John M. Doris writes the Introduction:

* In the academy, the study of morality has historically been a special province of philosophy, while the study of mental processes has, for the past century or so, largely been the province of psychology and allied sciences. At the same time, recent philosophy has been largely speculative or theoretical (despite the robust empirical interests of many canonical philosophers), while the methods of contemporary psychology have
characteristically been empirical or experimental (despite the robust theoretical interests of many canonical psychologists). The results have been uneven: philosophy has often been light on fact, and psychology has often been light on theory.

From elsewhere in the book:

* So…what follows from the evolution of morality…? Very little.

* Norm violators are likely to feel shame or guilt (depending on which emotion is emphasized in their culture). Victims of norm violations and third parties are likely to feel anger or disgust toward norm violators. These emotions motivate behavior: the anticipation of feeling ashamed and guilty motivates avoiding the violation of norms, shame and guilt motivate reparative behavior, and anger motivates punishment. Disgust causes third parties to distance themselves from norm violators, which results in the loss of cooperative opportunities for the norm violators. Anticipatory fear of shame or guilt often motivates norm compliance…

* Norms, either informal or formal, are ancient: the historical record has no trace of a society without norms. Furthermore, norms are universal (although the content of norms varies tremendously across cultures). Small-scale societies are typically regulated by informal norms, while large-scale societies are typically regulated by informal and formal norms. All known societies also have policing mechanisms that ensure people’s compliance with the prevalent norms…

* While people reason poorly about non normative matters, they are adept at reasoning about normative matters…
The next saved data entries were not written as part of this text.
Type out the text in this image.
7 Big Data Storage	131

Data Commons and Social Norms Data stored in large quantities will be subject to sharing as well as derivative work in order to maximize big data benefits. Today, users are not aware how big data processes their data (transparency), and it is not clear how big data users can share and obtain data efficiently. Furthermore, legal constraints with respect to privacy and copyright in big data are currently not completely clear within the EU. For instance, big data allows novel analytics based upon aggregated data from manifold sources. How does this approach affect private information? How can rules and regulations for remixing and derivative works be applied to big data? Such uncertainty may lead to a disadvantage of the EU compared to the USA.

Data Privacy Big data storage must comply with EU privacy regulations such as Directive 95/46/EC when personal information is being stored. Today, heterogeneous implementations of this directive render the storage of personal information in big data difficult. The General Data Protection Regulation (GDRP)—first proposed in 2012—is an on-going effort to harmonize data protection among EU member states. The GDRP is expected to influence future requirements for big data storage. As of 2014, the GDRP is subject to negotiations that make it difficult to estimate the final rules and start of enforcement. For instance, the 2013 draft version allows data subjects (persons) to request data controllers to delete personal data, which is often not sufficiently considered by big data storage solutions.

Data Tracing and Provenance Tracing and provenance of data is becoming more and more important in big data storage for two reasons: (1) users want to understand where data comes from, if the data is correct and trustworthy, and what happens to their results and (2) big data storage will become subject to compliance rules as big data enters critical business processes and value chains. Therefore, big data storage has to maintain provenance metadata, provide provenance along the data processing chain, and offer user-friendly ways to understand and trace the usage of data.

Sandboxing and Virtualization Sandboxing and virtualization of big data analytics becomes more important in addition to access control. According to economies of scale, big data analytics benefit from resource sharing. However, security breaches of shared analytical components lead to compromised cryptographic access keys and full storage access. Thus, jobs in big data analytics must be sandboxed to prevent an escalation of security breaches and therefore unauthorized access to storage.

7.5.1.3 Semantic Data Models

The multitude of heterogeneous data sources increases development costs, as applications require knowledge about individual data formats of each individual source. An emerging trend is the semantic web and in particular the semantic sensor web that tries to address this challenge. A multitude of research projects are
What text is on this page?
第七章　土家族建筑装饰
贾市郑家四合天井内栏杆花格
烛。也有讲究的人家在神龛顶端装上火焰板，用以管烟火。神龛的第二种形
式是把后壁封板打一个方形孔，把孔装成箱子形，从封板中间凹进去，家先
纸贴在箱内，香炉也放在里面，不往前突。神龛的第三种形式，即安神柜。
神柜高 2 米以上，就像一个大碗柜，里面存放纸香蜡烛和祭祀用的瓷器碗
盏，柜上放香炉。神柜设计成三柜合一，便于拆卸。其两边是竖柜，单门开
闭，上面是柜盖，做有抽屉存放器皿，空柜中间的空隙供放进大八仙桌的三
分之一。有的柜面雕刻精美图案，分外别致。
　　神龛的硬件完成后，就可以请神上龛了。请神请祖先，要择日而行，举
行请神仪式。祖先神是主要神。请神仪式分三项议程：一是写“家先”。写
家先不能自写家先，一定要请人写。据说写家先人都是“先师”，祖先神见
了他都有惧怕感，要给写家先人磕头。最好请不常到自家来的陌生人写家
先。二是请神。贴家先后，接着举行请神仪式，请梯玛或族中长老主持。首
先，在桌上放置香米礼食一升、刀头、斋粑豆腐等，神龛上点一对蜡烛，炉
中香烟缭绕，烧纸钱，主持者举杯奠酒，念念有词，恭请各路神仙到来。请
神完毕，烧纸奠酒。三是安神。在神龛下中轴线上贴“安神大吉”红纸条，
* The existence of a cognitive system that seems dedicated specifically to produce good reasoning about norms from an early age on provides some suggestive evidence that normative cognition is an adaptation. Generally, the functional specificity of a trait is (defeasible) evidence that it is an adaptation. Furthermore, the fact that a trait develops early and that its development is distinctive—it is independent from the development of other traits—suggests that natural selection acted on its developmental pathway. The early development of a psychological trait suggests that it is not acquired as a result of our domain-general learning capacity; the distinctive development of a psychological trait suggests that it is not acquired as a by-product of the acquisition of another psychological capacity (for further discussion, see Machery, forthcoming). Thus, evidence tentatively suggests not only that normative cognition is an evolved trait, but also that it is an adaptation.